Hal ini dibuktikan dengan pergerakan IHSG yang mengalami kenaikan 21,15% yaitu dari 4.274,177 pada akhir 2013 menjadi 5.178,373 pada 29 Desember 2014. Pertumbuhan IHSG tadi bahkan membawa BEI menjadi bursa dengan capaian return tertinggi keempat dunia dibandingkan dengan bursa-bursa utama di kawasan regional dan dunia.
Kondisi serupa terjadi pada pemilu 2009 ketika IHSG di akhir tahun malah melesat hingga 76,32% atau ditutup pada level 2.534,35 dari posisi penutupan tahun 2008 di level 1.355,40. Sementara pada Pemilu tahun 2004, IHSG pada tutup tahun tercatat naik hingga 44,56% dari posisi penutupan pasar di akhir 2003 di level 704,49 menjadi 1.000,23 di penghujung 2004.
Nah berkaca pada capaian tadi, kontestasi politik yang menjadi siklus lima tahunan seharusnya bukan menjadi penghalang pemodal untuk berinvestasi.
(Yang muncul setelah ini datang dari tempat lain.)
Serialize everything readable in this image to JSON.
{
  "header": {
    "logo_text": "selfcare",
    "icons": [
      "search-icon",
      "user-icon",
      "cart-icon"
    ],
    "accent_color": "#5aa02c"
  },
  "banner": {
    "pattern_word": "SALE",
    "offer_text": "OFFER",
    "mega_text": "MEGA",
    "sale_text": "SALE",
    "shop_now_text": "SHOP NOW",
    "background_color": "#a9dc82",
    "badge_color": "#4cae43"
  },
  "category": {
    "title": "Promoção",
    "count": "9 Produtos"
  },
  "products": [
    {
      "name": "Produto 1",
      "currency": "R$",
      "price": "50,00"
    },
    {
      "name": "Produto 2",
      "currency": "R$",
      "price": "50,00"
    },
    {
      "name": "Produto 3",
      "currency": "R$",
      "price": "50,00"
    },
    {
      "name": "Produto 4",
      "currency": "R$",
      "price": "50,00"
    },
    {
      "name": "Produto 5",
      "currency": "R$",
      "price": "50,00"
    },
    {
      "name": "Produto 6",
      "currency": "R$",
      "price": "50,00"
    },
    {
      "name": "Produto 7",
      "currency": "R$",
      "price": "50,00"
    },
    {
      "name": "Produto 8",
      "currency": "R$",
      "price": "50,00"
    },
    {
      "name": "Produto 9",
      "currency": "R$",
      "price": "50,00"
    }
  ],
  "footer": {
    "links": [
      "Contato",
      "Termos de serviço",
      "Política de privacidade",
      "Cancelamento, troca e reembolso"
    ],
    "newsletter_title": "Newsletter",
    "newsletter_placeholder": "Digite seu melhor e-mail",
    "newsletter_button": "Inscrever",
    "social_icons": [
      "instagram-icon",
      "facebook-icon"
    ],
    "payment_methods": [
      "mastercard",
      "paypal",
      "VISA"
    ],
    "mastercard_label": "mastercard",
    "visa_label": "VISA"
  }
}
Sebaliknya berpotensi menciptakan peluang bagi pertumbuhan investasi.
Meski begitu, khusus untuk tahun 2018 nanti Dirut BEI mengingatkan adanya potensi risiko likuiditas yang mengancam terkait biaya pilkada serentak pada 171 daerah yang ditaksir mencapai Rp45 triliun, apalagi momentumnya bersamaan dengan pembayaran pajak sehingga berpotensi terjadi penarikan dana besar di perbankan.
“Mungkin yang harus diantisipasi, ditariknya dana dari perbankan.” imbuhnya. Namun faktor ini menurutnya bukan sesuatu yang ditakutkan karena dampaknya tidak terlalu signifikan bagi pasar, apalagi Pilkada serentak juga sudah beberapa kali digelar. (Tim BEI)
(Rizkie Fauzian)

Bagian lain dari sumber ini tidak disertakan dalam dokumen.